Nobel Prize in Physics 2023

Nobel Prize in Physics 2023

Every year the Nobel Prizes are presented to deserving individuals who have greatly contributed to society through their work in the fields of Medicine or Physiology, Literature, Chemistry, Economics and Peace. The aim behind awarding the Nobel Prize is to acknowledge and appreciate the immense hard work and dedication shown by these great minds. 

This year, the Royal Swedish Academy of Sciences has decided to award the Nobel Prize in  Physics 2023 to a trio comprising Pierre Agostini, Ferenc Krausz and Anne L’Huillier “for experimental methods that generate attosecond pulses of light for the study of electron dynamics in matter”. 

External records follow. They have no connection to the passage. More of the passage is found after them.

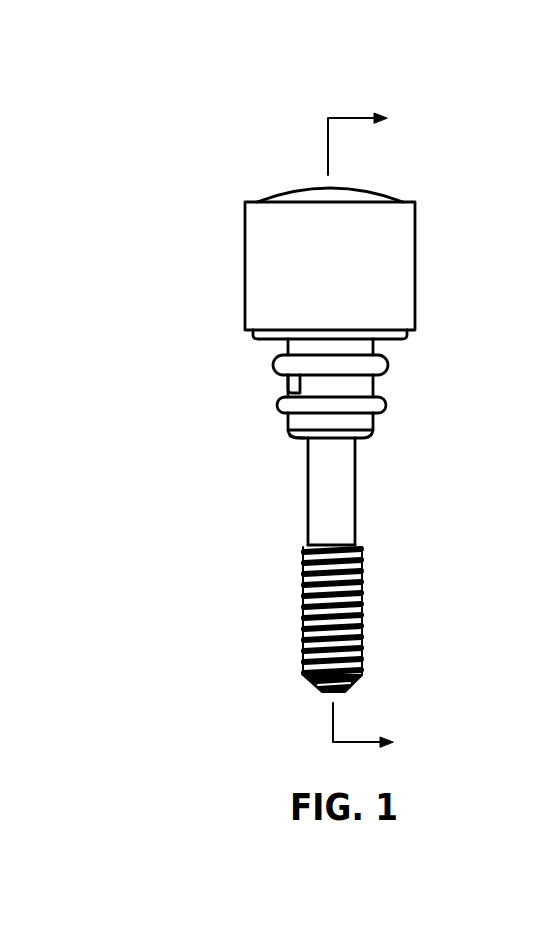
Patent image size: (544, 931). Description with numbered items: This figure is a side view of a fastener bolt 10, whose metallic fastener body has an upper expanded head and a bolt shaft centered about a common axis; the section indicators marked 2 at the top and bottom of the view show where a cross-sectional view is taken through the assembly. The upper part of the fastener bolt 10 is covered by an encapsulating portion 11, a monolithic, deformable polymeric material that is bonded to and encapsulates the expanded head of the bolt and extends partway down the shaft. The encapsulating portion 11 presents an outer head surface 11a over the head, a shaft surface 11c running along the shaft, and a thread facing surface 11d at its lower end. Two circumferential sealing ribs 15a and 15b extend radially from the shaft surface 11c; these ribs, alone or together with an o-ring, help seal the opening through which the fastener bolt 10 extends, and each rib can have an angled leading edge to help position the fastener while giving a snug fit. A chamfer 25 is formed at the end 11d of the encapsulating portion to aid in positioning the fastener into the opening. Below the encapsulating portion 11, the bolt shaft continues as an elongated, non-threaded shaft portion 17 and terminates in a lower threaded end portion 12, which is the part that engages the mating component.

The section line 2- 2 is at (378, 433).
The fastener bolt 10 is at (440, 178).
The encapsulating portion 11 is at (258, 288).
The outer head surface 11a is at (397, 256).
The shaft surface 11c is at (293, 388).
The thread facing surface 11d is at (300, 440).
The lower threaded end portion 12 is at (357, 627).
The circumferential sealing rib 15a is at (386, 363).
The circumferential sealing rib 15b is at (386, 402).
The non-threaded shaft portion 17 is at (345, 502).
The chamfer 25 is at (373, 437).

When two very fast-moving objects are seen by humans, we see them as a continuous flow. For example, when you watch the blades of a fan that has been switched on, you cannot notice the individual blades moving separately. Rather, what you see is a continued, uniform circular motion of the blades, which look connected. 

If we want to observe motions or changes at the sub-microscopic level (extremely minute objects), such as in the case of atoms and electrons, we need a special kind of technology. This technology should allow scientists to see changes that happen in electrons in a very short time, measured in attoseconds. An attosecond is much shorter than a second. Billions of attoseconds can fit inside one second. 

Pierre Agostini, Ferenc Krausz and Anne L’Huillier have conducted many successful experiments and created short pulses of light which can measure the changes that happen in electrons. This groundbreaking invention has won them the Nobel Prize in Physics 2023.